Ja. Neben dem Gesamtlimit von 17 Stunden 30 Minuten gelten an den Hauptstationen mehrere Zwischenlimits. Wer eine Station nach ihrer offiziellen Schlusszeit verlässt, scheidet aus. Die genauen Schlusszeiten der einzelnen Stationen stehen in der Cut-off-Tabelle auf dieser Seite.

Welche Regenjacke erfüllt die Wild 70-Anforderungen?

Die Jacke muss mindestens 10.000 mm Wassersäule haben, versiegelte Nähte und eine integrierte oder angebrachte Kapuze. Ultraleichte Modelle unter 100 g erfüllen diese Anforderung meist nicht. Verlässliche Modelle für alpine Ultra-Rennen wiegen typischerweise 150-250 g.

Warum sind zwei Stirnlampen vorgeschrieben?

Wild 70 startet am frühen Morgen und kann bei langsameren Läufern in die Nacht gehen. Zwei separate, funktionsfähige Lampen sind Pflicht. Eine tote Lampe mit frischen Batterien gilt nicht als zweite Lampe. Beide Lampen müssen im Rennen jederzeit funktionieren.

Warum kein Flask mit Deckel statt Klappbecher?

Verpflegungsstellen an UTMB-Rennen zapfen Getränke in mitgebrachte offene Behälter. Ein Klappbecher ohne Deckel ist Pflicht, um an der Station getränkt zu werden. Softflasks mit Trinkverschluss werden für diese Funktion nicht akzeptiert.

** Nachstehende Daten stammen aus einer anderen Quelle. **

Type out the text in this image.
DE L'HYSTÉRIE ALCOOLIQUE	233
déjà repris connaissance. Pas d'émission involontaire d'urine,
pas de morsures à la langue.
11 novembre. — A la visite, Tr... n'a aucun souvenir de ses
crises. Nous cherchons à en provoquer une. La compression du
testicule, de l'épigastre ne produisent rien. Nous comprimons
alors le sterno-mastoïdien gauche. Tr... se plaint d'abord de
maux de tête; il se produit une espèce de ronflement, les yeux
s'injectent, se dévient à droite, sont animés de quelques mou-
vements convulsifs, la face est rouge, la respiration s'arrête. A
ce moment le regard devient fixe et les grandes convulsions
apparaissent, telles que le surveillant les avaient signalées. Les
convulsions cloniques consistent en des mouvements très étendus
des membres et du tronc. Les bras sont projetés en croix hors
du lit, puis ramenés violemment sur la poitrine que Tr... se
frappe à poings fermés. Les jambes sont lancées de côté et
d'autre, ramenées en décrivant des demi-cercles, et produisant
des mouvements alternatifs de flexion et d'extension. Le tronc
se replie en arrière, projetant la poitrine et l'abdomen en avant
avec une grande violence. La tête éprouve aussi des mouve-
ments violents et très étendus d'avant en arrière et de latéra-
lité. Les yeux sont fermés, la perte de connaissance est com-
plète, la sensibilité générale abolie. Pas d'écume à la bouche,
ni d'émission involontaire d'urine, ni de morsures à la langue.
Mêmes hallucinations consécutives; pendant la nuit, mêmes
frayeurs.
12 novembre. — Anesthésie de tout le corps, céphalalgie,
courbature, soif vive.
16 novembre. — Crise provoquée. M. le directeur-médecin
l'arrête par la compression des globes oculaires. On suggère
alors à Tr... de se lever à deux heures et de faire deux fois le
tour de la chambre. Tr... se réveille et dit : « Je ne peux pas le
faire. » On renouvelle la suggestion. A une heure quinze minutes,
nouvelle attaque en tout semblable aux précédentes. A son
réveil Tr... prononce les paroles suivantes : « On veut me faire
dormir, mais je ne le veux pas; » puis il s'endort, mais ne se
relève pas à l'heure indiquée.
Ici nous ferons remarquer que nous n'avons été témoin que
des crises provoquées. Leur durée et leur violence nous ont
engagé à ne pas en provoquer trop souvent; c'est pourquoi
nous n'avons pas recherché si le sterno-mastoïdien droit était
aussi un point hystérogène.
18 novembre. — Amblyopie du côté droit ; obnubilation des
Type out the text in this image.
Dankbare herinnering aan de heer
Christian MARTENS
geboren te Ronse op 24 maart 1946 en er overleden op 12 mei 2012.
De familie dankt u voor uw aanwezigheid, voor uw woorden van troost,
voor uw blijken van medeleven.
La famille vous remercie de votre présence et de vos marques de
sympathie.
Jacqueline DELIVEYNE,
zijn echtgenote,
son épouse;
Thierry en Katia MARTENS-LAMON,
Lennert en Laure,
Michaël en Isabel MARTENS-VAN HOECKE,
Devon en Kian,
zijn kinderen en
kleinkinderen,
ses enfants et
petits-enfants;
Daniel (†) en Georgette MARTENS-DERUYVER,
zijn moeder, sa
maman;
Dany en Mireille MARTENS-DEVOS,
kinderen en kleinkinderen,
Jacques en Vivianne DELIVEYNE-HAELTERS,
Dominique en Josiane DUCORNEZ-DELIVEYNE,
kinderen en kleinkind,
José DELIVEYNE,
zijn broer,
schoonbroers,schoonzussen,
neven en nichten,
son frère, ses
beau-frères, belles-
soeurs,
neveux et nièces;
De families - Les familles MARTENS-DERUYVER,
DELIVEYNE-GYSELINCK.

Wie heiß wird es am Wild 70 im September?

Im Tal bei Kandersteg sind im September Temperaturen von 25-35 °C möglich. Auf exponierten Graten über 2.000 m können es 4-10 °C sein. Der Übergang findet innerhalb weniger Stunden statt.

Kann die Wild 70-Strecke wegen Wetter geändert werden?

Ja. Der Veranstalter kann die Strecke bei Bedarf kurzfristig ändern, kürzen oder das Rennen abbrechen, etwa bei Gewitter, Sturm oder anderen Sicherheitsrisiken. Prüfe deshalb am Vortag und am Rennmorgen die Mitteilungen von Wildstrubel by UTMB, halte dein Smartphone eingeschaltet und plane nicht ausschließlich mit einer zuvor gespeicherten Route oder Cut-off-Tabelle.

Was muss ich am Tag vor dem Wild 70 erledigt haben?

Rucksack gepackt und geschlossen. Beide Stirnlampen getestet. Handy vollgeladen und LiveRun installiert. Notfallnummern gespeichert. Klappbecher geprüft. Pflichtausrüstung vollständig.